Tribune libre: "Pour une éthique du télétravail"

Pour le conseiller communal socialiste Sébastien Kessler, la généralisation du télétravail née de la crise du Covid ouvre de nombreuses questions...

"Il faut craindre une uberisation d’un pan entier de l’emploi en l’absence d’un accompagnement"

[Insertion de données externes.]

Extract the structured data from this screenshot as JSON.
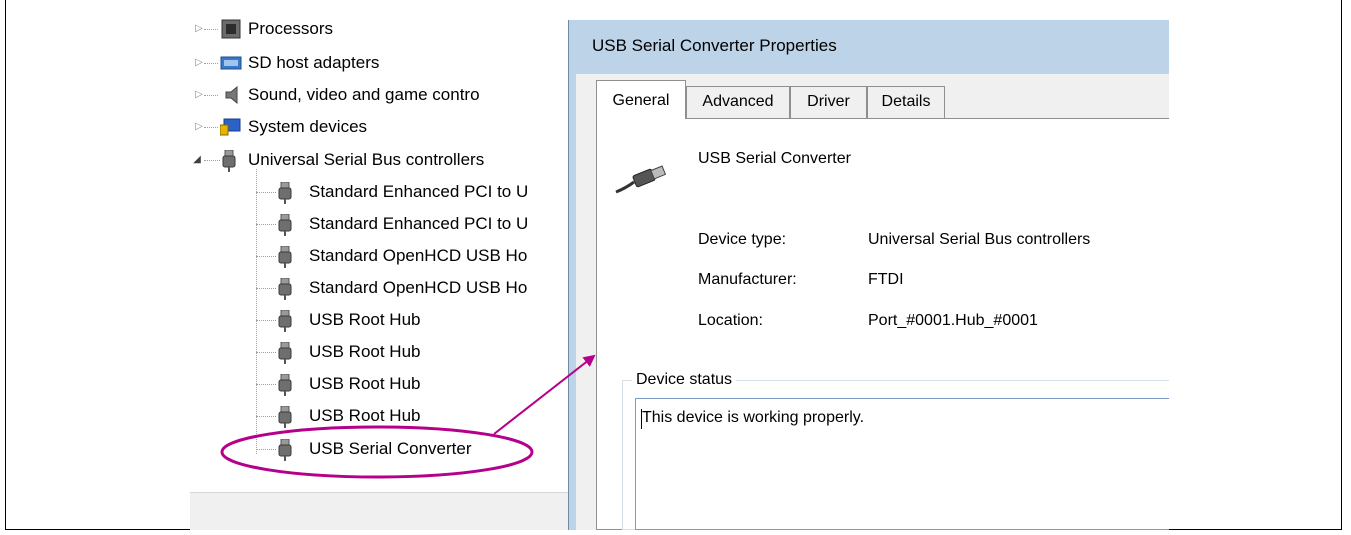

Travailler n’importe où, de chez soi, cela n’a rien de neuf pour nombre d’employés. Mais télétravailler et faire de son logement le lieu principal de son métier, cela est récent comme virage amorcé par l’informatique devenu L’outil de travail. Avec le confinement, indubitablement une étape a été franchie. Avant, nombre de travailleurs avaient une fois ou l’autre testé le télétravail, souvent quelques privilégiés. Les employeurs se tâtaient – que oui, que non, peut-être mais pas le vendredi. Mais là ça y est, le télétravail est devenu réalité pour ceux qui “ont apprécié cette période” et pour les employeurs qui y voient d’énormes économies possibles.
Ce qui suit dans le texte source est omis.